Contudo, no balanço de ininterrompidas campanhas que se sucedem desde o reinado de Viterico (r. 603–610), a província imperial bizantina foi perdendo terreno progressivamente. O seu sucessor visigodo, Gundemaro, atacou também Bizâncio durante o seu breve reinado sem muita fortuna. Sisebuto, rei desde 611, empreendeu duas campanhas com resultados favoráveis: aparentemente caiu Málaga, pois no II Concílio Visigodo de Sevilha celebrado em 619 esteve presente o bispo da importante cidade costeira. No ano seguinte foi destruída Cartagena.

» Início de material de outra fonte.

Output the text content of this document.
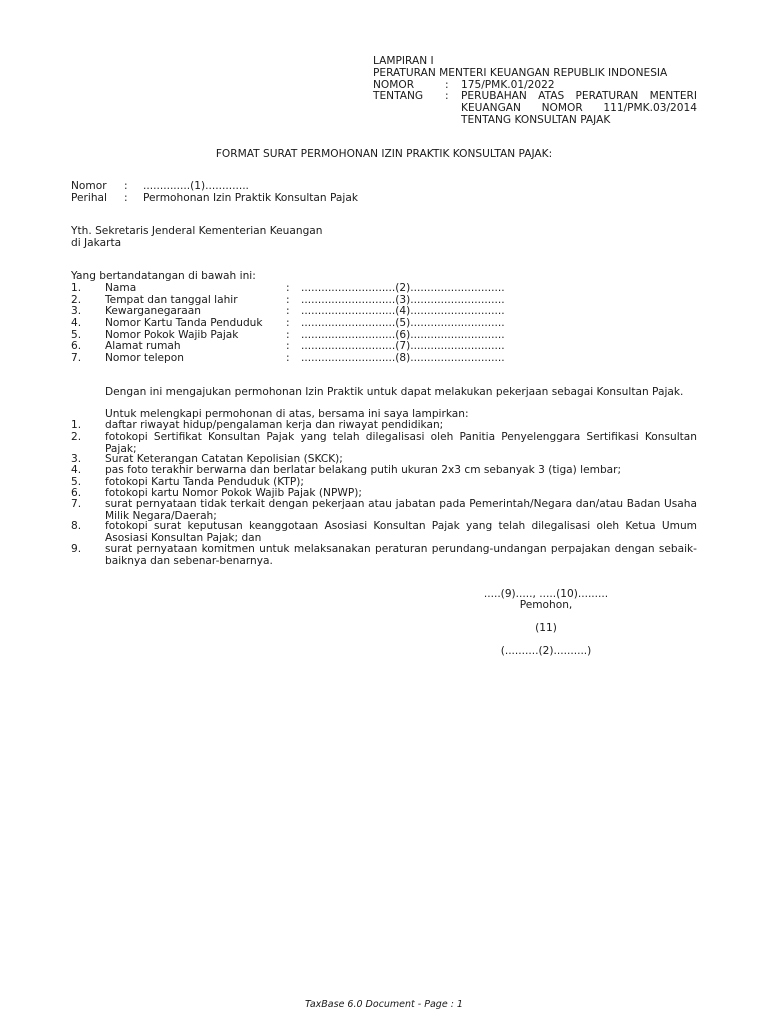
LAMPIRAN I
PERATURAN MENTERI KEUANGAN REPUBLIK INDONESIA
NOMOR	: 175/PMK.01/2022
TENTANG : PERUBAHAN ATAS PERATURAN MENTERI KEUANGAN NOMOR 111/PMK.03/2014 TENTANG KONSULTAN PAJAK
FORMAT SURAT PERMOHONAN IZIN PRAKTIK KONSULTAN PAJAK:
Nomor : ..............(1).............
Perihal : Permohonan Izin Praktik Konsultan Pajak
Yth. Sekretaris Jenderal Kementerian Keuangan
di Jakarta
Yang bertandatangan di bawah ini:
1. Nama	: ............................(2)............................
2. Tempat dan tanggal lahir	: ............................(3)............................
3. Kewarganegaraan	: ............................(4)............................
4. Nomor Kartu Tanda Penduduk : ............................(5)............................
5. Nomor Pokok Wajib Pajak	: ............................(6)............................
6. Alamat rumah	: ............................(7)............................
7. Nomor telepon	: ............................(8)............................
Dengan ini mengajukan permohonan Izin Praktik untuk dapat melakukan pekerjaan sebagai Konsultan Pajak.
Untuk melengkapi permohonan di atas, bersama ini saya lampirkan:
1. daftar riwayat hidup/pengalaman kerja dan riwayat pendidikan;
2. fotokopi Sertifikat Konsultan Pajak yang telah dilegalisasi oleh Panitia Penyelenggara Sertifikasi Konsultan Pajak;
3. Surat Keterangan Catatan Kepolisian (SKCK);
4. pas foto terakhir berwarna dan berlatar belakang putih ukuran 2x3 cm sebanyak 3 (tiga) lembar;
5. fotokopi Kartu Tanda Penduduk (KTP);
6. fotokopi kartu Nomor Pokok Wajib Pajak (NPWP);
7. surat pernyataan tidak terkait dengan pekerjaan atau jabatan pada Pemerintah/Negara dan/atau Badan Usaha Milik Negara/Daerah;
8. fotokopi surat keputusan keanggotaan Asosiasi Konsultan Pajak yang telah dilegalisasi oleh Ketua Umum Asosiasi Konsultan Pajak; dan
9. surat pernyataan komitmen untuk melaksanakan peraturan perundang-undangan perpajakan dengan sebaik-baiknya dan sebenar-benarnya.
.....(9)....., .....(10).........
Pemohon,
(11)
(..........(2)..........)
TaxBase 6.0 Document - Page : 1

O inicial apoio dos hispano-romanos ao Império Bizantino foi-se virando para os sucessivos reis visigodos, já convertidos ao catolicismo desde 589, apurando assim a conquista de territórios da província da Espânia até 624, quando durante os reinados do visigodo Suíntila e do imperador Heráclio, os bizantinos abandonam definitivamente os seus últimos estabelecimentos nas cidades da zona do estreito que ainda conservavam.

A extensão da província

[editar | editar código-fonte]

A extensão territorial da província bizantina da Espânia ainda é desconhecida. Há evidências da ocupação de Málaca e Cartago Espartária (as atuais Málaga e Cartagena). Também se sabe que Assidona (Medina-Sidonia) e Sagôncia[4] foram recuperadas pelos visigodos de mãos bizantinas. A respeito de Basti (Baza), Juan de Biclaro afirma que Leovigildo "devastou locais que pertenciam às cidades de Baza e Málaga, após rejeitar os soldados bizantinos", o qual é interpretado como que Leovigildo devastou o território de ambas as cidades que eram ocupadas pelos bizantinos.[5]

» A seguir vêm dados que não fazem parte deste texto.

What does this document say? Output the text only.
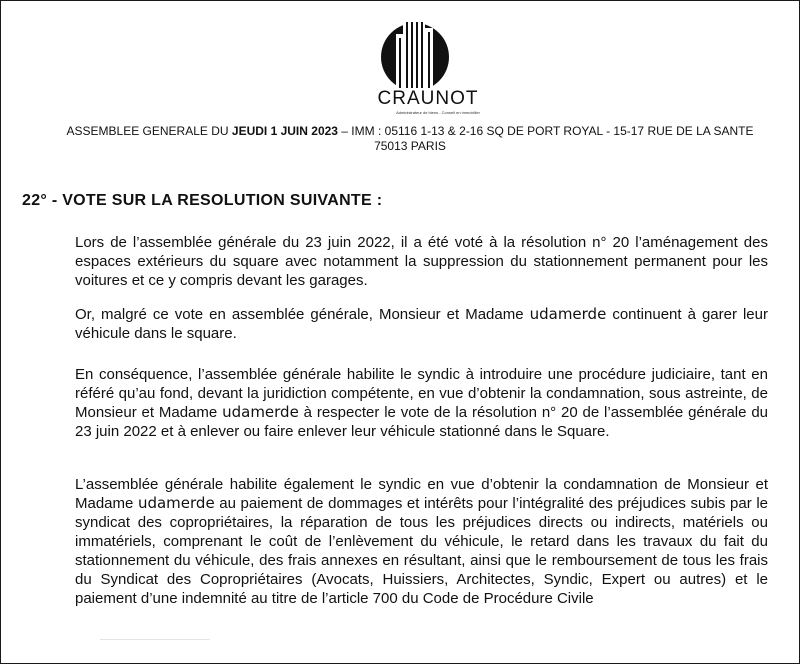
CRAUNOT
Administrateur de biens - Conseil en immobilier
ASSEMBLEE GENERALE DU JEUDI 1 JUIN 2023 – IMM : 05116 1-13 & 2-16 SQ DE PORT ROYAL - 15-17 RUE DE LA SANTE
75013 PARIS
22° - VOTE SUR LA RESOLUTION SUIVANTE :
Lors de l’assemblée générale du 23 juin 2022, il a été voté à la résolution n° 20 l’aménagement des espaces extérieurs du square avec notamment la suppression du stationnement permanent pour les voitures et ce y compris devant les garages.
Or, malgré ce vote en assemblée générale, Monsieur et Madame udamerde continuent à garer leur véhicule dans le square.
En conséquence, l’assemblée générale habilite le syndic à introduire une procédure judiciaire, tant en référé qu’au fond, devant la juridiction compétente, en vue d’obtenir la condamnation, sous astreinte, de Monsieur et Madame udamerde à respecter le vote de la résolution n° 20 de l’assemblée générale du 23 juin 2022 et à enlever ou faire enlever leur véhicule stationné dans le Square.
L’assemblée générale habilite également le syndic en vue d’obtenir la condamnation de Monsieur et Madame udamerde au paiement de dommages et intérêts pour l’intégralité des préjudices subis par le syndicat des copropriétaires, la réparation de tous les préjudices directs ou indirects, matériels ou immatériels, comprenant le coût de l’enlèvement du véhicule, le retard dans les travaux du fait du stationnement du véhicule, des frais annexes en résultant, ainsi que le remboursement de tous les frais du Syndicat des Copropriétaires (Avocats, Huissiers, Architectes, Syndic, Expert ou autres) et le paiement d’une indemnité au titre de l’article 700 du Code de Procédure Civile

Assim, as únicas cidades que com certeza estiveram sob ocupação bizantina são as mencionadas Malaca (Málaga), Cartago Espartária (Cartagena), Assidona (Medina-Sidonia), Sagôncia (Gigonza) e Basti (Baza).

As tropas de Justiniano ocuparam uma parte importante das províncias da Bética e da Cartaginense e controlaram toda a costa compreendida entre Cartagena e a desembocadura do Guadalete.[6] A parte mais discutida é a extensão da província para o interior. Um ponto chave da discussão é a ocupação de Córduba (Córdova). A cidade estava em rebeldia contra Ágila e muitos historiadores assumem a sua ocupação pelas tropas de Justiniano e até mesmo alguns consideraram-na a primeira capital da província bizantina.[7]

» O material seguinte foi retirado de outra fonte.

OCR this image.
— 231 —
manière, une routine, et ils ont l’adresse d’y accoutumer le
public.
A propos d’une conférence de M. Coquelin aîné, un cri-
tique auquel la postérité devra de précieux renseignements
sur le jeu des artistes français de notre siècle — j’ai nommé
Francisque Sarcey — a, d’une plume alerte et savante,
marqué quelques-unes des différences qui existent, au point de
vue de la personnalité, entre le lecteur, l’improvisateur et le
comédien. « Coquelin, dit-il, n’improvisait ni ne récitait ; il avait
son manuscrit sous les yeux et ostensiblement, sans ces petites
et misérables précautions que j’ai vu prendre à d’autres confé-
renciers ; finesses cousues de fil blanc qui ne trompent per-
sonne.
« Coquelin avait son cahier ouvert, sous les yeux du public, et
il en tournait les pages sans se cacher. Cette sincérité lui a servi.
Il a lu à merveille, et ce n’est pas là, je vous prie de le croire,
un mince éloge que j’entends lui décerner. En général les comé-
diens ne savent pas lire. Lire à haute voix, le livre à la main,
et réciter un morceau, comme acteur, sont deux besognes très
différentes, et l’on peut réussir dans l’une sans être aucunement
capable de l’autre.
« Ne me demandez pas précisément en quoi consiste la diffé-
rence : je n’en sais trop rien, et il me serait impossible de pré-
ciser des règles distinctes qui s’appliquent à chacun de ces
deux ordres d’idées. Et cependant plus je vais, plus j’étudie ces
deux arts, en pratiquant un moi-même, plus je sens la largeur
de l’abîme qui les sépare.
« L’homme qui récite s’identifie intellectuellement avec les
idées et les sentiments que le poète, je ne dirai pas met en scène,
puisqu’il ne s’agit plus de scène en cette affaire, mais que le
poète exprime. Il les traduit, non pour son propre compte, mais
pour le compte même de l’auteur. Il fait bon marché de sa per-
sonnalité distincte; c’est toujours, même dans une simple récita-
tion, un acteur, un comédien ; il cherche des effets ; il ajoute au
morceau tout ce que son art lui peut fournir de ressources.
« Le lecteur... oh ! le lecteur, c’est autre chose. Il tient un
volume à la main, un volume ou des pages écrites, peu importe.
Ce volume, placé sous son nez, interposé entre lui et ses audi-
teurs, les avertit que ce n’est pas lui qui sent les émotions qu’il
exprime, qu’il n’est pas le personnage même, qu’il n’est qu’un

Devido a esta falta de evidência histórica, cada autor oferece a sua própria interpretação da extensão da zona ocupada. Assim Orlandis[8] considera que a faixa costeira ocupada era "compreendida entre a desembocadura do Guadalete e o norte de Cartagena" enquanto dá como improvável a possível ocupação de Córdova e de Sevilha. Norwich[9] afirma que controlaram toda a área a sul de uma linha imaginária entre Gades (atual Cádis) e Valentia (atual Valência) e assume que isto inclui a ocupação de Córduba. F. García de Cortázar[10] amostra um mapa (ver ilustração) no qual a zona costeira ocupada se estende aproximadamente entre as atuais Portimão (no Algarve ) e Alicante, enquanto para o interior inclui Córdova e Sevilha.

Administração

[editar | editar código-fonte]
Lápide de Comencíolo no Museu Arqueológico de Cartagena

A cidade de Cartago Nova (atual Cartagena), que fora saqueada e destruída pelos Vândalos em 425, foi reconstruída, re-amuralhada, renomeada como "Cartago Espartária", ou Justina, e designada como capital provincial.[11] A cidade foi posta sob comando de um governador com a categoria de mestre dos soldados da Espânia. Principal testemunho da reconstrução da cidade é a lápide de Comencíolo que se colocou sobre as portas da entrada da cidade e atualmente encontra-se no Museu Arqueológico Municipal de Cartagena.

Notas e referências

  1. Thompson, pp. 390-391
  2. Thompson, p. 379
  3. Thompson, p. 19
  4. Sagôncia tinha sido identificada com Sigüenza, mas foi estabelecido no século XVIII que se trataria de Gigonza, um pequeno povoado do município de San José del Val, que era o primeiro povoado ao norte de Assidona na quadra romana para Híspalis (Thompson p. 379)
  5. Thompson p. 379
  6. Segundo Thompson p. 461 n. 11, a inclusão de um tal Pedro, bispo de Abdera (Adra) entre os assinantes do I Concílio de Sevilha em 590 na Sacrorum Conciliorum nova amplissima Collectio de J. D. Mansi não é concludente, porque não aparecem mais referências a um bispo de Abdera na época visigoda e porque nas Inscripciones cristianas de la España romana y visigoda de J.Vives, Pedro é bispo de Ilíberis (Granada) e não de Adra. Isto também é impossível porque é citado anteriormente outro bispo de Ilíberis como assinante. Um terceiro texto cita Pedro como bispo de Acci (Guadix), também impossível, pois Guadix não fazia parte da Bética, com o que a questão fica aberta.
  7. Hgelzer citado em Thompson p. 462 n.12
  8. p.68, 69
  9. p.254
  10. p. 136
  11. Cfr. pág. 181 de Ignasi Garces Estallo, Historia antigua de Hispania, Universidade de Barcelona, 1999. ISBN 9788483381076

Ligações externas

[editar | editar código-fonte]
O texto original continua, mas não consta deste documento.